GitUse
Development - parent
Resources
This book is essential reading for users of all levels [1]
Principles
- One patch one change. E.g. don't change the URLs in the HTML and the indenting in the same patch, first do the whitespace changes, then do the content changes. This requires self control, but is made much easier one you know how to split your edits into multiple commits. (See below)
- In a patchset, do non-functional cleanup/cosmetic changes, or anything that will make the subsequent patches easier to review, first. Then do bugfix changes. Then do feature adds.
- One patch one change.
- Write meaningful commit messages. [[2]] [[3]]
- One patch one change. I mean it.
- Work in your own repo, and always work on a branch. That way, your master can be kept exactly in step with the upstream master. Pull, and rebase your branch on the updated master regularly. That makes it trivial for the repo maintainer to pull your branch, verify it, and merge it onto master. Do not expect the repo maintainer to rebase your changes for you, that's your job.
- Get your patches reviewed. Add "Reviewed-by:", "Acked-by:", or "Signed-off-by:" as appropriate to the commit messages before pushing to your externally-visable repo.
Do not worry about having lots of small patches - every single one will hopefully be utterly trivial to review and verify to be correct.
Common Tasks
I'm presuming you know how to:
- clone a repo (git clone)
- make a branch, and switch between branches (git branch, git checkout)
- commit changes (git add, git commit)
- fetch/pull remote branches (git fetch, git pull)
- rebasing your branch when upstream changes (git rebase)
- create a patchset for review (git format-patch), and mail that patchset to a mailing list (git send-email)
- create a pull request (git request-pull)

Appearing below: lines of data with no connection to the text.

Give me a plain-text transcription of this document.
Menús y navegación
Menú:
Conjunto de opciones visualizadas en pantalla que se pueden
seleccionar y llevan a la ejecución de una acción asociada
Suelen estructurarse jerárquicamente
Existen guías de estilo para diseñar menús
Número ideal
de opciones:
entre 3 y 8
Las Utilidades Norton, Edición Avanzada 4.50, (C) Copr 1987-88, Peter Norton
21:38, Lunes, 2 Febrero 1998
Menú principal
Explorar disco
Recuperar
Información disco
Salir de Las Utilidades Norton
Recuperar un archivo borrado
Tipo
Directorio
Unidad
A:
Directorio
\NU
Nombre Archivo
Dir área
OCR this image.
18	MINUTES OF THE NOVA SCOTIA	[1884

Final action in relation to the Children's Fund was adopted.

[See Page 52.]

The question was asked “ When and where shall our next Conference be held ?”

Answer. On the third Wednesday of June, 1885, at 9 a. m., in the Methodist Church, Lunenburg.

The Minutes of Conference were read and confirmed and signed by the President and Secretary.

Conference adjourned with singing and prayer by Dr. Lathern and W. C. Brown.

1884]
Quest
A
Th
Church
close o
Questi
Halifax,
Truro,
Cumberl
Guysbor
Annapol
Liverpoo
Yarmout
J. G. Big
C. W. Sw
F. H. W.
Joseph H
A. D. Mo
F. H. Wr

I can expand on any of those if needed.
Splitting Edits Into Multiple Commits
You've changed several things in a single, or multiple files, and you realise that really they ought to be in separate patches. Solution:
- git add -p
You can select each hunk, and even recurse into each hunk if it includes multiple changed parts. Once you've added all the bits that belong in the first patch:
- git commit -s
Add your meaningful commit message, then GOTO 10
Undoing a change you've just committed
Undo it in the editor, and then use git add (possibly add -p as above) to stage that change, and then git commit --amend to squash that change into the previous commit.
Rewriting History
You can edit old commit messages, tweak old patches, squash two adjacent patches together, and even reorder the patches with git rebase -i
To re-order the last 6 patches:
- git rebase -i HEAD~6
If the patches touch the same code, you might need to deal with merge conflicts - search for <<< in the affected file(s), git add that file(s), then git rebase --continue. If the conflicts are too hard to resolve - just abort the whole rebase with git merge --abort
Do not rewrite any history that you've shared with anyone else, so anything that you've pushed to an externally-facing repo.
It is possible to do all kinds of clever things in the middle of a rebase. Sometimes you can get carried away and forget you're in the middle of a rebase. This can lead to confusion, and the inability to do various things, so I find it best to keep my rebases quick and simple, done in one session.
Deleting Branches From Your Public Repo
If you've put all of your changes into their own branch, which you should be doing, then you might notice you're accumulating branches. Delete them remotely by pushing nothing onto them.
- git push <remoterepo> :<remotebranchname>
Normally you'd use <sourcebranchname>:<remotebranchname>, but having nothing as the sourcebranchname is a special case just for deletion. Of course, you can delete your local branches with
- git branch -D <branchname>
Oh Shit. Oh Shit Oh Shit. Oh Shiiiiiiit!!!!
Yup, you've chopped a limb off. git rebase --abort and git merge --abort not there to save the day? Don't panic! If you remember the last commit you made that you'd be happy to return to, then use:
- git reflog
It will show you everything you've done recently. You can then:
- git reset --hard <hash>
To just jump back in time to that commit, and start again.
This scenario reinforces the "always work on a branch" policy. You don't want to accidentally rewrite the history of a branch (master, which you pulled from upstream) that isn't yours.
What Idiot Wrote That?
- git blame <filename>
Shows the commit where each line of code appeared in its current form. Use git show <hash> to see the whole patch where that line was added/changed, and see if you can work out what's what.